Friday, January 1, 2010

The Joys of Baidu Baike

Baidu is billed as a home-grown Chinese Google, and given that Google here is almost laughably prone to sudden, mid-query failure, it is by and large the search engine of choice for China's savvy young Netizens. For me at least, their most noticeable difference is that while Google often pulls up Wikipedia within its top 5-10 search results, Baidu summons its own (mostly) user-edited reference work called Baidu Baike.
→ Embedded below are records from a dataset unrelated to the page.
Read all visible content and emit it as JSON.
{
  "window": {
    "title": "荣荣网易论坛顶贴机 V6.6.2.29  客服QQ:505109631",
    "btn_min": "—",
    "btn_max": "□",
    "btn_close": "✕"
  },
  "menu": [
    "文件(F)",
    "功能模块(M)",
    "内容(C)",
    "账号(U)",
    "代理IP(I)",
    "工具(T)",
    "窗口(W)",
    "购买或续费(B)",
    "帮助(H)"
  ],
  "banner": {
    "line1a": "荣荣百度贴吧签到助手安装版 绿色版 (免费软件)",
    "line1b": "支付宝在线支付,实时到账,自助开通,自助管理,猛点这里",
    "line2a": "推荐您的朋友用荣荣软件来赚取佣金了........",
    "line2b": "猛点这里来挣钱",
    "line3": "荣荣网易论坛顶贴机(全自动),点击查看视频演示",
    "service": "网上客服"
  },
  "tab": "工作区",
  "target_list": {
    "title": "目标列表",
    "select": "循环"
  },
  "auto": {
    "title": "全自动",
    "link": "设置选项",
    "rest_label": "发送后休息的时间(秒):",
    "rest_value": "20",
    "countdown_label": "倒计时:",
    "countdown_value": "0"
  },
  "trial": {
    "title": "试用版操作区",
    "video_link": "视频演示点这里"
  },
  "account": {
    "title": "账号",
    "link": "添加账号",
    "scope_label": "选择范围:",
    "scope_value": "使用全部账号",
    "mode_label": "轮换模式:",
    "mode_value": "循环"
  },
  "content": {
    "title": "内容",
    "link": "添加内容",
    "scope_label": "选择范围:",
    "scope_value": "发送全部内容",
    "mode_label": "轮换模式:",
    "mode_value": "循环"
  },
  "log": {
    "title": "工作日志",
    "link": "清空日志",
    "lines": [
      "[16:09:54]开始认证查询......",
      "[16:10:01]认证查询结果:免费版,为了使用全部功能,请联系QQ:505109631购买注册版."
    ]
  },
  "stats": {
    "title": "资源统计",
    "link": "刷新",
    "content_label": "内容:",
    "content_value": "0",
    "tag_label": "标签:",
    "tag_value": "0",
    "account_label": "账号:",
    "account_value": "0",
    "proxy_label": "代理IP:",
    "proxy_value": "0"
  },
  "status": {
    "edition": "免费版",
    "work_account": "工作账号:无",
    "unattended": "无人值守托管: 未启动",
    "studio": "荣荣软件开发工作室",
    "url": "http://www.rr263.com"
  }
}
Recently, I used Baidu Baike to find a Chinese perspective on the music of the Qiang people. Living primarily in northwestern Sichuan, the Qiang lost over 10% of their population in the earthquake last May, which has, according to state media, spurred a massive, government-funded cultural preservation effort.

No mention of preservation, but I did find this:

"Called "Lana" or "Lasuo" in the Qiang language, [Qiang mountain songs] are mostly sung during manual labor and in mountain fields, with relatively free rhythm... Their traditional lyrics used to express much hardship, reflecting the bitter lives of Qiang people in their old society. After 1949 [the founding of the PRC], the Qiang people rewrote many of their songs so they could sing new mountain songs for their new lives." (My own shoddy translation).

There's something wrong here. Claiming that the Qiang rewrote their songs after 1949 strikes me as heavy-handed, as if someone were to unequivocally claim that American slaves rewrote their songs after Lincoln. The way I'd like to see it, 1) when people are sad, they sing sad songs; when they're happy, they sing happy songs; and 2) in most musical traditions, songs exist for both occasions, which is why we don't have to rewrite them every time the wind turns.

Of course, the communists engaged in a lot of minority folk song collecting/rewriting themselves... but the Netizens must not have been informed.